Now that we know several of the common errors when making a pie chart, let’s look at the other side of the coin and see how we can improve this little chart (chartling?) in a way that will not make you look amateurish.
Here are some of the options you should consider
3D effects emphasize slices “closer” to the observer, distorting the message. A 3D chart will also take up much more space than a 2D version. “Exploding” a slice is meant to emphasize it, but it also makes comparisons harder. Also, people often explode them all, so nothing is emphasized, and only a chart harder to read remains. If you want to look smart, avoiding these two effects is the least you can do.
Assume that, in any chart, a legend is a necessary evil. This means that it should be avoided at all costs. Pie charts rarely if ever need them, because you can label the slices directly.

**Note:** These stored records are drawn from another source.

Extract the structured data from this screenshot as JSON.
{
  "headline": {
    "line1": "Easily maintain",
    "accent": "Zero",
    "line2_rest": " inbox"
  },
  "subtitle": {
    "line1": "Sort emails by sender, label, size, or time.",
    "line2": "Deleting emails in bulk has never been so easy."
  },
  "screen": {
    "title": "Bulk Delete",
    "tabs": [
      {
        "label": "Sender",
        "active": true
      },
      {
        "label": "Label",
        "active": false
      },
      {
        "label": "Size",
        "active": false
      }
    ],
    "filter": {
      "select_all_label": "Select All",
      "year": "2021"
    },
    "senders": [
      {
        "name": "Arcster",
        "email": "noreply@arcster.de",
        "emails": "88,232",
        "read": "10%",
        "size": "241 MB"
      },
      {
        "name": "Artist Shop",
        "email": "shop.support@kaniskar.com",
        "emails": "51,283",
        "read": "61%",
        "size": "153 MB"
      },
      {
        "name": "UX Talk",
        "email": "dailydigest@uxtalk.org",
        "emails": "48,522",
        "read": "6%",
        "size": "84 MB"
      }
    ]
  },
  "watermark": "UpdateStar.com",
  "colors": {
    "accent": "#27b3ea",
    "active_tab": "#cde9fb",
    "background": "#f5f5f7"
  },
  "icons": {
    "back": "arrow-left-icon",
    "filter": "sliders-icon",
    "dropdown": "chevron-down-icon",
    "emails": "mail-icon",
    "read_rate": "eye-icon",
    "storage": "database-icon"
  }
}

Since you don’t need color to identify each slice (because you’re labeling them directly) you can use color to emphasize or group. Color is too important to be spent in menial tasks like identifying slices.
It’s not easy to compare slices in a pie chart, but some “anchor points” help. That’s why the core of your message should refer to quarters (one, two or three), thirds (one, two) or halves.
Most charts have two modes: labeled and context. “Labeled” means that each category has a visible key to identify it, using a legend, direct labeling any other option. “Context” means that you show dozens or hundreds of categories without identifying them, except for some kind of tooltip. The purpose of context charts is to capture the overall patterns, specially trends over time in a line chart.
Obviously, you can have an in-between option. That’s when you keep all categories but only identify the more meaningful ones. Combine this with the suggestions above and you’ll see that the common advice to restrict the number of slices loses much of its relevance.
Even if you accept that you should user a bar chart instead of a pie chart, there are unique strengths to the pie chart that a bar chart can’t replicate, namely the display of the whole, and the combined value of adjacent slices.
There is no right sorting key, but alphabetic sorting is usually the wrong one. By default, you should sort the data in descending order, and leave an “other” slice as the last one, but above all the way you sort the slices must support the message.
It’s fair criticism to say of of pies and other simple charts like doughnuts or gauges that they can’t communicate complex ideas. However, it’s unfair to dismiss them because of that. There’s always a place to communicate simple ideas with simple charts. Better yet, they can be used as an entry point (what I call the “gateway chart”). Used this way, a pie chart is just the beginning of larger and more detailed message.
For instance, you can say that two thirds of the population in Europe lives in just a few countries. This is a simple reference that can be easily digested and entices curiosity, almost like click-bait: which countries? Where?
I rarely (never?) use pie charts as standalone charts. Not because I don’t want to, but because I end up finding more interesting alternatives. However, if the message requires several steps starting with a simple fact can be useful as a reference line to which detailed data can be compared.